화학공학소재연구정보센터
Desalination, Vol.166, No.1-3, 93-101, 2004
Fault diagnosis for MSF dynamic states using a SDG and fuzzy logic
This work outlines the development of a fault diagnostic system to supervise a desalination plant MSF during dynamic states (e.g., start-up and changes of operative conditions) using a real-time expert system. This diagnostic system processes the plant data to determine whether the process state during a dynamic state is normal or not. In the last case, the diagnostic system determines the cause of the abnormal process state. The first step is the determination of the potential faults (equipment malfunctions or operator mistakes). This set contains all the faults the diagnostic system will be able to recognise. Next, to improve the diagnostic system performance, a careful selection of the plant sensors to be considered by the diagnostic system is done. The knowledge base of the expert system is automatically obtained from a qualitative model of the plant. The qualitative model is a signed directed graph (SDG). The SDG is used by a qualitative simulator to forecast, for each potential fault, the possible qualitative evolutions of the plant. This information is then used to generate IF-THEN rules to build the knowledge base.

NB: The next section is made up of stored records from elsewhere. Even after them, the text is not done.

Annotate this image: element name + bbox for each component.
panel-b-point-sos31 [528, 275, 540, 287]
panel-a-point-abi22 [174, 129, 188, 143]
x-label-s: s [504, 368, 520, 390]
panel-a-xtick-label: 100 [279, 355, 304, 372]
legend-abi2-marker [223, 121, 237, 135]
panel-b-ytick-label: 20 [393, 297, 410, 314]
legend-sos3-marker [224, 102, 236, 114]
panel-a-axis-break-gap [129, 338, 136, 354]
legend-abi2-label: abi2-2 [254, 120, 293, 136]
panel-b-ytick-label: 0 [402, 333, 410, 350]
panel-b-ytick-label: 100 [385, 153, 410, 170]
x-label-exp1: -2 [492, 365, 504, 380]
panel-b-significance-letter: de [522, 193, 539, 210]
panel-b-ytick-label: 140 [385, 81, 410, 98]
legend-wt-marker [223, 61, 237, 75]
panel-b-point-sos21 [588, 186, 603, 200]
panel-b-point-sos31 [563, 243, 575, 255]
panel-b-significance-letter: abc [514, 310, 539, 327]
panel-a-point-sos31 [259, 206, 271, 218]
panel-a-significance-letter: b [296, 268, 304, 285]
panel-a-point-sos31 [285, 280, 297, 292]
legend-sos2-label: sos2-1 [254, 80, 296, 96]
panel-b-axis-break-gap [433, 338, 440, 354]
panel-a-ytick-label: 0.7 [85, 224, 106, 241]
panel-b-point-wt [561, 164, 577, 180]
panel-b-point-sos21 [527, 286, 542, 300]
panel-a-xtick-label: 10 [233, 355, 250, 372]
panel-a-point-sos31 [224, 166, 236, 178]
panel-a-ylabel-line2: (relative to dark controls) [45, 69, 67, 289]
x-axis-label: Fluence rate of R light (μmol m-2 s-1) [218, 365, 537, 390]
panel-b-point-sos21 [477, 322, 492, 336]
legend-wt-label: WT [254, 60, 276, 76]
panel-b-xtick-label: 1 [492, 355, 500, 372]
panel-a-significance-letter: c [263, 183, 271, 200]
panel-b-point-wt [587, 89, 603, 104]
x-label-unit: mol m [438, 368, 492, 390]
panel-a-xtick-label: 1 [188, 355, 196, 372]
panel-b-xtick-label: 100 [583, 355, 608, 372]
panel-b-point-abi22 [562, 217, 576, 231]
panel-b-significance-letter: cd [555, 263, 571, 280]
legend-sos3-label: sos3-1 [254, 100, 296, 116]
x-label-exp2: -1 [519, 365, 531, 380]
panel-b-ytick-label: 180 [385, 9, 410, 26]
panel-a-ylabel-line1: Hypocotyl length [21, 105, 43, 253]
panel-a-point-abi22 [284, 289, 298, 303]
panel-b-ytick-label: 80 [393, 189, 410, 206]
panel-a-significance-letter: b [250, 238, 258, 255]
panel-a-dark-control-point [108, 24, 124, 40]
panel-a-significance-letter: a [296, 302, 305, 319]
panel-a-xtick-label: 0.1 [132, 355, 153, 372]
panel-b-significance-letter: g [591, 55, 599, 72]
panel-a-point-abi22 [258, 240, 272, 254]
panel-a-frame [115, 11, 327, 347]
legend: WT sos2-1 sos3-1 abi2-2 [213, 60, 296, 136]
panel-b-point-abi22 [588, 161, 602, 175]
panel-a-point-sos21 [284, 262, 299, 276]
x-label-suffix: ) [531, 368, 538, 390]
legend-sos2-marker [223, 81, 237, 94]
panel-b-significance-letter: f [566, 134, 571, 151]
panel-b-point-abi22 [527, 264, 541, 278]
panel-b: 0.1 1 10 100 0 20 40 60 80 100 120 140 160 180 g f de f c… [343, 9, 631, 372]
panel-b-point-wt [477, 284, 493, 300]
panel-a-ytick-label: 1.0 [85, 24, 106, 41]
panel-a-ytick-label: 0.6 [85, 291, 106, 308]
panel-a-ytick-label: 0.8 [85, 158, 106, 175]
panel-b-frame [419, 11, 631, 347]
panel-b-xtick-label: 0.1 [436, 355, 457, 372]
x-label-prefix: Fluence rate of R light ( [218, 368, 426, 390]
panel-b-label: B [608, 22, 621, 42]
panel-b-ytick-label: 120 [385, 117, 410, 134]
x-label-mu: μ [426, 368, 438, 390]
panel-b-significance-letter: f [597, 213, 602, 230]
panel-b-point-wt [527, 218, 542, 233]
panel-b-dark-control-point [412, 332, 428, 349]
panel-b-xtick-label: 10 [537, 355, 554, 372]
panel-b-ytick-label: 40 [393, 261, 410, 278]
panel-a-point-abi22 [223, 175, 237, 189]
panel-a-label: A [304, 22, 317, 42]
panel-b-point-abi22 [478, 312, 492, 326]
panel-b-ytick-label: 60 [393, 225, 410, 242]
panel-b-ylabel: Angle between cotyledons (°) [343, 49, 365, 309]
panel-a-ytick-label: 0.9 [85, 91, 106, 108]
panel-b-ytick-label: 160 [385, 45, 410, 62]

During the diagnostic system operation, at each sampled time, the lectures of the previously selected sensors are transformed in qualitative values. These values are used by the expert system to evaluate the rules by using fuzzy logic. The result is an index between 0 and 1 for each potential fault. This number represents the security of how the corresponding fault is affecting the plant. The higher this value, the higher the security of the affirmation. Finally, a dynamic simulator was used to evaluate the performance of the diagnostic system.